The SDG Media Zone session, ‘Why Protecting Nature Protects Us’, was held with UN environment programme executive director, Inger Andersen, and executive secretary of the UN convention on biological diversity, Elizabeth Mrema.
“The fashion industry places a very heavy footprint on biodiversity. So much is rightly written about its impact on climate change and human rights but it is all interconnected; human and animal ecosystems are interdependent. The pandemic has put the devastating impact of the textile and fashion industry into sharp focus and it’s time for the industry to significantly reduce its contribution to biodiversity loss. I urge all producers, manufacturers, suppliers, brands and retailers to stop damaging the world and start cleaning up the fashion industry before it is too late. We need immediate action to change sourcing and production methods to tackle the sharp decline of ecosystems,” Bannigan said in a press release by SDG Media Zone.
One million species, between 12 per cent and 20 per cent of estimated total species, marine and terrestrial alike, are under threat of extinction – ecosystem degradation is so wide ranging, affecting oceans, freshwater, soil, and forests. Fashion supply chains are directly linked to soil degradation, water pollution, and natural ecosystems.
About 93 billion cubic metres of water, enough to meet the needs of five million people, is used by the fashion industry annually, and around half a million tons of micro-fibre, which is the equivalent of 3 million barrels of oil, is now being dumped into the ocean every year. It takes around 7,500 litres of water to make a single pair of jeans, equivalent to the amount of water the average person drinks over a period of seven years. The industry is responsible for more carbon emissions than all international flights and maritime shipping combined.

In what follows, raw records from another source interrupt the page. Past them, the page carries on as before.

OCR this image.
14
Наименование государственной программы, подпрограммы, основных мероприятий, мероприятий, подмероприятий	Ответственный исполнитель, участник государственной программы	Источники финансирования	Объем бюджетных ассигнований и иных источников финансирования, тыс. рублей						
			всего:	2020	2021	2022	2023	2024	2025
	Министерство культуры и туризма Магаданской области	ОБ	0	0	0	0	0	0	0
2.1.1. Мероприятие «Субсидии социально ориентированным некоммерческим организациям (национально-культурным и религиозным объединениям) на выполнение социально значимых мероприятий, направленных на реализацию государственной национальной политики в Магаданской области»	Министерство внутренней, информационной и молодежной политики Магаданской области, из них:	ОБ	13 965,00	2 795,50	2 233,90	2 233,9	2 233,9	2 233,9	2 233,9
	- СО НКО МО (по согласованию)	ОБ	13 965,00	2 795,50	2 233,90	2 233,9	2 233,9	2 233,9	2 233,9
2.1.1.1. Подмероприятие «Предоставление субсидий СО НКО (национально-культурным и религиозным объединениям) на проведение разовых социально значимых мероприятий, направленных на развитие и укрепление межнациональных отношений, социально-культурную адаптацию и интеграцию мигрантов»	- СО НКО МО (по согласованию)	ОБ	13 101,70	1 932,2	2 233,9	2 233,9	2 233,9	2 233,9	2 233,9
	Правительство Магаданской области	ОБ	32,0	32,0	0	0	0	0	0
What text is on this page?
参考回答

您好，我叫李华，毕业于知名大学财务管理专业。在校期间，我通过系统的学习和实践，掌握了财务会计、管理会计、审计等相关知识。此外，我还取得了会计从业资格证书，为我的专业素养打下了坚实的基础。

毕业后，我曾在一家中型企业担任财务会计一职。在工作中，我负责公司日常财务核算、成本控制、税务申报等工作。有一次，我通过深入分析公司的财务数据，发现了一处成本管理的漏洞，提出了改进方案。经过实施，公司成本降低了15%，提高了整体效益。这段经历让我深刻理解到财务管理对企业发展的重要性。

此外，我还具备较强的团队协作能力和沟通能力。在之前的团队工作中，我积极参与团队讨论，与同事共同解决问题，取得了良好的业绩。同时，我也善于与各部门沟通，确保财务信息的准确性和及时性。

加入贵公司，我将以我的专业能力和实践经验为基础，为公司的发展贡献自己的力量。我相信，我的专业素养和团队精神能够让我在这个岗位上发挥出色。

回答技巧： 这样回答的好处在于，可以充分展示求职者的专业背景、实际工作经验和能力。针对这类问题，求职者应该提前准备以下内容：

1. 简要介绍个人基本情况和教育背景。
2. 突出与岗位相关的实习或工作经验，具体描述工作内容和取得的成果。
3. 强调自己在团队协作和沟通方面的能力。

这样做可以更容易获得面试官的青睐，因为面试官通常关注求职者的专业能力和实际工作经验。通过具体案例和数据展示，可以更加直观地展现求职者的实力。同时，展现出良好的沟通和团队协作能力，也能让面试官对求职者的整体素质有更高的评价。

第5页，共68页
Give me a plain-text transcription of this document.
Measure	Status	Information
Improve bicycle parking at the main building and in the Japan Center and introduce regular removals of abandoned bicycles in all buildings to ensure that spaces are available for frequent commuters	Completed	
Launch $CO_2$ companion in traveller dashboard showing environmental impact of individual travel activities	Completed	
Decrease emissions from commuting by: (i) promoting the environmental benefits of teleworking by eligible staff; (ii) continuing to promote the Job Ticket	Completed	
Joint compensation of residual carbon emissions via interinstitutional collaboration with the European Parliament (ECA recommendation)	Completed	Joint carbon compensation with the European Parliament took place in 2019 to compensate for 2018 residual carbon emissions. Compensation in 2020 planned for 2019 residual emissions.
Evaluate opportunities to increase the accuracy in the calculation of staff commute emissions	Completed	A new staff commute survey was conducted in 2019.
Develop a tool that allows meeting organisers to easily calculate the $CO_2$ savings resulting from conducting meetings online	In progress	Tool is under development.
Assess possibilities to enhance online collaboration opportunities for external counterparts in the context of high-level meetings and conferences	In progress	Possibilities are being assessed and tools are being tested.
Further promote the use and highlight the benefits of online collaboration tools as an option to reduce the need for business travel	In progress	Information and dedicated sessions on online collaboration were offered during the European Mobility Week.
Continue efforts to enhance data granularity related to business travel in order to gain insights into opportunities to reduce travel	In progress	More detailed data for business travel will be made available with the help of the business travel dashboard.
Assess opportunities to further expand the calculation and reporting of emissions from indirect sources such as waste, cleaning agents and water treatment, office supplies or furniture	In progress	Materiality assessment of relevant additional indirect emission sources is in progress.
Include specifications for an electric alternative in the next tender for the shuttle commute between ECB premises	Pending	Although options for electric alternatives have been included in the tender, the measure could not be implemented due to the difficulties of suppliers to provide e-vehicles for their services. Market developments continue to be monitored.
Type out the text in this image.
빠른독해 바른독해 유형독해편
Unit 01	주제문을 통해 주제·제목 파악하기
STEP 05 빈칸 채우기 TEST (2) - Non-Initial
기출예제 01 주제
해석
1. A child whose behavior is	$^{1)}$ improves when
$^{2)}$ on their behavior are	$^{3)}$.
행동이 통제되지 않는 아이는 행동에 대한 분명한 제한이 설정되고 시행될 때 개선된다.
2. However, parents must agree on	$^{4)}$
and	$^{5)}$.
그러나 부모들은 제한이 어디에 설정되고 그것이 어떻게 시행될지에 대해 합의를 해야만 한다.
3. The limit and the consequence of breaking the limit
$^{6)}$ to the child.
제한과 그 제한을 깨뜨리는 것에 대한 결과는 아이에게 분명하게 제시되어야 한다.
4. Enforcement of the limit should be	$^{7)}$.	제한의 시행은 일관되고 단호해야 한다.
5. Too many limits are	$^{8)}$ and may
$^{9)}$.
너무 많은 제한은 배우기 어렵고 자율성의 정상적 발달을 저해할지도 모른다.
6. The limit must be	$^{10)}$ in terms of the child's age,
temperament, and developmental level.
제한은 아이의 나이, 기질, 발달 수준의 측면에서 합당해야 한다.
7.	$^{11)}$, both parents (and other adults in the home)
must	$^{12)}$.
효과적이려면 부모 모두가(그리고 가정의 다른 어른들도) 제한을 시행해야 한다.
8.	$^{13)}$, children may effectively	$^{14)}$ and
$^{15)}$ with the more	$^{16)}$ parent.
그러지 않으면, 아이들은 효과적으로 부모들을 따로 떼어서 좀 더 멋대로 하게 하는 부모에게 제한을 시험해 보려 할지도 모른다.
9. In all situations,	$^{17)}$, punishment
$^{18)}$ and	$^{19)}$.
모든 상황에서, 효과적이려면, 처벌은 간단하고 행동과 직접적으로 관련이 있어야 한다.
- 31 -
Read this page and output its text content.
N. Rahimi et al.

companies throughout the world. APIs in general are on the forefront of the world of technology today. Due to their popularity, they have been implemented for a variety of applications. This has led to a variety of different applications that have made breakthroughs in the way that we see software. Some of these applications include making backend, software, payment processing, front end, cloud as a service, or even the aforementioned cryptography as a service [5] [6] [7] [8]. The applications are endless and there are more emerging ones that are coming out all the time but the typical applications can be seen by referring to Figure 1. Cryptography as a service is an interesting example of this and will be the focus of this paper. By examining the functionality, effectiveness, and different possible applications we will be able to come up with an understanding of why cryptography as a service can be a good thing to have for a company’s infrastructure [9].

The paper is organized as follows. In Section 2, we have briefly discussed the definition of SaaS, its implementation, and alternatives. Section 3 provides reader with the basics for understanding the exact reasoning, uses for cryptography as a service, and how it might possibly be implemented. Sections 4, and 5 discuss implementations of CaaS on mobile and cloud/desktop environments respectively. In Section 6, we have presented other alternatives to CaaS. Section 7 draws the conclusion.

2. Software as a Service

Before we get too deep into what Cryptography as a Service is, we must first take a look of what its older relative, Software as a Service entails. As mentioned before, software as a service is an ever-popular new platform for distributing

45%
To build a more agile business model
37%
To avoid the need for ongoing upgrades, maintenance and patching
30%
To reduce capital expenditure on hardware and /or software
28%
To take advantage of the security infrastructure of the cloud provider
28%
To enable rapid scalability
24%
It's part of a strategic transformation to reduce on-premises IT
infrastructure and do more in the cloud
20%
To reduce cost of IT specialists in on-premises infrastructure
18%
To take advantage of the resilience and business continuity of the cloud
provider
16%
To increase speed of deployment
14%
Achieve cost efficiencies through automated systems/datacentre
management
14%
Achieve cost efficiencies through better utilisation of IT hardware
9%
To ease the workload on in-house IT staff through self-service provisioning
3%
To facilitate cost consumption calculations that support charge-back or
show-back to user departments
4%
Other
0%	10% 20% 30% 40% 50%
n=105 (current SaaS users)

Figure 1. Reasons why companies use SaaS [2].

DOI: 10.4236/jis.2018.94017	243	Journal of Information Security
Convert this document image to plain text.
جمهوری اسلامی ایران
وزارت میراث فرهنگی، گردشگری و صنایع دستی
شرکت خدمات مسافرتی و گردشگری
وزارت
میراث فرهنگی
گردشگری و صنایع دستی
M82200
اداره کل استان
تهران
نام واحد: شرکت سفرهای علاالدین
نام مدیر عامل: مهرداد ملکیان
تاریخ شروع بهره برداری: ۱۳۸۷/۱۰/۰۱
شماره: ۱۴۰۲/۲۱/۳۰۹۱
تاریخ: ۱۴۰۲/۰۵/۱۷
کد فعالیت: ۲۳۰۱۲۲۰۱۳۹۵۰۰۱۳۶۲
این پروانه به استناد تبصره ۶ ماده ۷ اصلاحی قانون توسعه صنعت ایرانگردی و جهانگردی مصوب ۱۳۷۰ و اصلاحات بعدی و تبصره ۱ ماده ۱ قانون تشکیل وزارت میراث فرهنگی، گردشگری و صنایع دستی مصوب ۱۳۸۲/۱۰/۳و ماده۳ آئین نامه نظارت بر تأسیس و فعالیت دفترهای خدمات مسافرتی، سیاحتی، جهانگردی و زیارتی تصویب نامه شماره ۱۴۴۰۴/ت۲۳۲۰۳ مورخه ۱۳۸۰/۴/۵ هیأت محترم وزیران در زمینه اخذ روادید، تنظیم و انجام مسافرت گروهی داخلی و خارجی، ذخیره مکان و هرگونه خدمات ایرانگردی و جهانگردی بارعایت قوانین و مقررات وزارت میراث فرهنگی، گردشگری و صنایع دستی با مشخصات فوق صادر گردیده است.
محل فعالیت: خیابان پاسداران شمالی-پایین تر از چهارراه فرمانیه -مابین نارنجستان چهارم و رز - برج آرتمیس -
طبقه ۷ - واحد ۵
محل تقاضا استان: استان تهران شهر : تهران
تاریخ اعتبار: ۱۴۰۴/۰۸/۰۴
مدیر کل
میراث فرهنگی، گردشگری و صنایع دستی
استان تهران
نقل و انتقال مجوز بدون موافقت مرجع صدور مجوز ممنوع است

According to UN News, around 2,000 gallons of water is needed to make one pair of jeans; around 93 billion cubic metres of water, enough for five million people to survive, is used by the fashion industry every year; the fashion industry produces 20 per cent of global wastewater. The clothing and footwear production is responsible for 8 per cent of global greenhouse gas emissions. Every second, the equivalent of one garbage truck of textiles is landfilled or burned. The clothing production doubled between 2000 and 2014.